Classic film noir about a pickpocket (Richard Widmark) who snatches microfilm of US military secrets wanted by the Soviets. He's so obnoxious that the detective on the case keeps getting busted for beating him up! The mark who had her bag picked (Jean Peters) also wants to recover the MacGuffin, but improbably falls in love with the three time loser.
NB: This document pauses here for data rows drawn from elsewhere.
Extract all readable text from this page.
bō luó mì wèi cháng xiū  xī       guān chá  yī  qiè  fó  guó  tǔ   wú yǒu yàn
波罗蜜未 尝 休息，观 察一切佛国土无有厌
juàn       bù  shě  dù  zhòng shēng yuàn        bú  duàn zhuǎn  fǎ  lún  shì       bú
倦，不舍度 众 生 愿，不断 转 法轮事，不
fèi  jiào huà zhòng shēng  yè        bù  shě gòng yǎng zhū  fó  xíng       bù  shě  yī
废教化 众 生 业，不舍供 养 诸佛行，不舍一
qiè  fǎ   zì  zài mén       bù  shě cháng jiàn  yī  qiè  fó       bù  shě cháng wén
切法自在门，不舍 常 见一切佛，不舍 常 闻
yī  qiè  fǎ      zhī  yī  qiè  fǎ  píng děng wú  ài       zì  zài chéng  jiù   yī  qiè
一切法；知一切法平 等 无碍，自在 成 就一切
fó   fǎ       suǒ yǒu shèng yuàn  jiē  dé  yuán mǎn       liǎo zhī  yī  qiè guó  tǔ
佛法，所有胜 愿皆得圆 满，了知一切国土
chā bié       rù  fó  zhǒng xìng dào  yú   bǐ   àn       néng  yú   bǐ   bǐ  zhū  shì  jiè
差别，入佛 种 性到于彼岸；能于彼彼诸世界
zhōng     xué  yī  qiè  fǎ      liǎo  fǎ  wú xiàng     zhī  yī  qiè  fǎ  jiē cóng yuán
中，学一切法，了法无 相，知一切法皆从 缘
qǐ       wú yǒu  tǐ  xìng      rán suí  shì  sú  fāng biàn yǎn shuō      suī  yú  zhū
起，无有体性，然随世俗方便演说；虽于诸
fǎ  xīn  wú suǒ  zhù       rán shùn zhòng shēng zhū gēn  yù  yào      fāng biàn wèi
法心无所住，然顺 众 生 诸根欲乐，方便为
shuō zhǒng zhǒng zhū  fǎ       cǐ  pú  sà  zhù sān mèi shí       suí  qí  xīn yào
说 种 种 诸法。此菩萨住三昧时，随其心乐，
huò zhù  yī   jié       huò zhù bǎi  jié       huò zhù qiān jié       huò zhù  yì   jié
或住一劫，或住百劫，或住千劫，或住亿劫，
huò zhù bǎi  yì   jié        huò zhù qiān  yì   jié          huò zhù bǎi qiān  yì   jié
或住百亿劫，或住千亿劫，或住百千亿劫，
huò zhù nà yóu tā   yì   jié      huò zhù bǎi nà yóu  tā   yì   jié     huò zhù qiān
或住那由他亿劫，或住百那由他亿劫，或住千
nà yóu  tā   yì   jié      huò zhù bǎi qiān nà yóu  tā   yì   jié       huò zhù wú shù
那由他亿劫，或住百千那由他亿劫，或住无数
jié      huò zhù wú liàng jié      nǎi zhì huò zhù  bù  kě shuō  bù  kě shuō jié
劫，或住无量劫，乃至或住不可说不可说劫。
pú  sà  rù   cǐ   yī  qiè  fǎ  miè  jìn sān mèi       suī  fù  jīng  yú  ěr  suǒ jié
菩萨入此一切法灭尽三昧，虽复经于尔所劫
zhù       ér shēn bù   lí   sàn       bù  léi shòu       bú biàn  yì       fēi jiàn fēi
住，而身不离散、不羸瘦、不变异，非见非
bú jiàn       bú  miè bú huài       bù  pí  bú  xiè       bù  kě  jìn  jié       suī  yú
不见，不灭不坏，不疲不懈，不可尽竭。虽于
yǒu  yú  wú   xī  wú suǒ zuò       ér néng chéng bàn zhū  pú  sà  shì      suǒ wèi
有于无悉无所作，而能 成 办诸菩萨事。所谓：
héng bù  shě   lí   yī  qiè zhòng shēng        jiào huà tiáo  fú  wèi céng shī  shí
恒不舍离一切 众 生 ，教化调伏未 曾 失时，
This is an exciting, great looking thriller. But what it's most remembered for is a touching performance from Thelma Ritter as the neck tie selling stoolie, who just wants enough money so she doesn't get buried in a pauper's grave in Potter's Field. She gets great lines but brings enormous pathos to what could just be a Runyonesque archetype.
Sam Fuller digs into the crooked code of the black economy. The criminal secrets that the underworld pass around all have a monetary value. So while this is superficially about the red scare, it's actually more potently disillusioned with American capitalism- a risky perspective in the McCarthy era.
Fuller relocates noir from California to New York, and benefits from a great waterfront setting. Widmark's shack on stilts makes for a memorable image. There's a fine jazz score. Best of all is Fuller's pungent, realistic dialogue full of criminal jargon. Sometimes funny, but often heartbreaking.
Mainly interesting as an example of how Hollywood spread pro capitalist propaganda. The premise appears to be that thieves are morally superior to communists.
Sam Fuller made some interesting films, but this isn't one if them. Although it doubtless pressed all the right buttons at the time, nowadays its ranting paranoia about "Commies" just seems embarrassing, especially since with the benefit of hindsight we now know that Communist infiltration of the USA at that time was practically non-existent, and the evil hypocrisy of Senator McCarthy and the HUAC is now seen as a shameful blot on American democracy that ruined numerous peoples' lives and drove some of its victims to suicide over an alleged "threat" that didn't really exist to any meaningful extent.
Richard Widmark, who would have won the Academy Award For Sneering every year if there had only been such a thing, sneers magnificently as somebody bad with a small b - he picks pockets - who encounters Bad with a very big B indeed - Commies!!! - and has to choose between the temptation of vast sums of money, which in his cynical sneering way he believes is the only thing he's interested in, and doing the right thing. Basically, does he want to get very rich by selling out every decent hard-working American to grovel under the jackboots of Stalin forever, or would he ultimately prefer to turn the vile Commie traitors over to the FBI to be shot out of hand like the rabid dogs they are? Gee, I wonder if you can guess how this film ends...
Widmark is good, because within his limited acting range he usually was. Most of the supporting cast are good. The basic idea of a selfish petty criminal having to weigh personal gain against admitting that some things matter a lot more than he does is a perfectly sound one, and features heavily in the plots of quite a few films in this genre. What sinks it is a script that allows Commies absolutely no redeeming features whatsoever. They're despicable one-dimensional cowards who are evil through and through, and nothing else. They can't even shave properly! If throughout this movie you replaced the word "Commie" with "Nazi Cancer Daleks From Hell", it would make just as much sense, and be a lot funnier. Even the confusion our reluctant hero experiences when he's attracted to a girl who is - horrors! - a COMMIE!! isn't used for proper dramatic effect because nobody genuinely attractive could possibly be one of those subhuman Commie scum, so she's soon revealed to be a dupe who didn't know who she was really working for, and just about throws up when she finds out. Technically it's well made and acted, but the constant one-note anti-Commie hysteria utterly ruins it.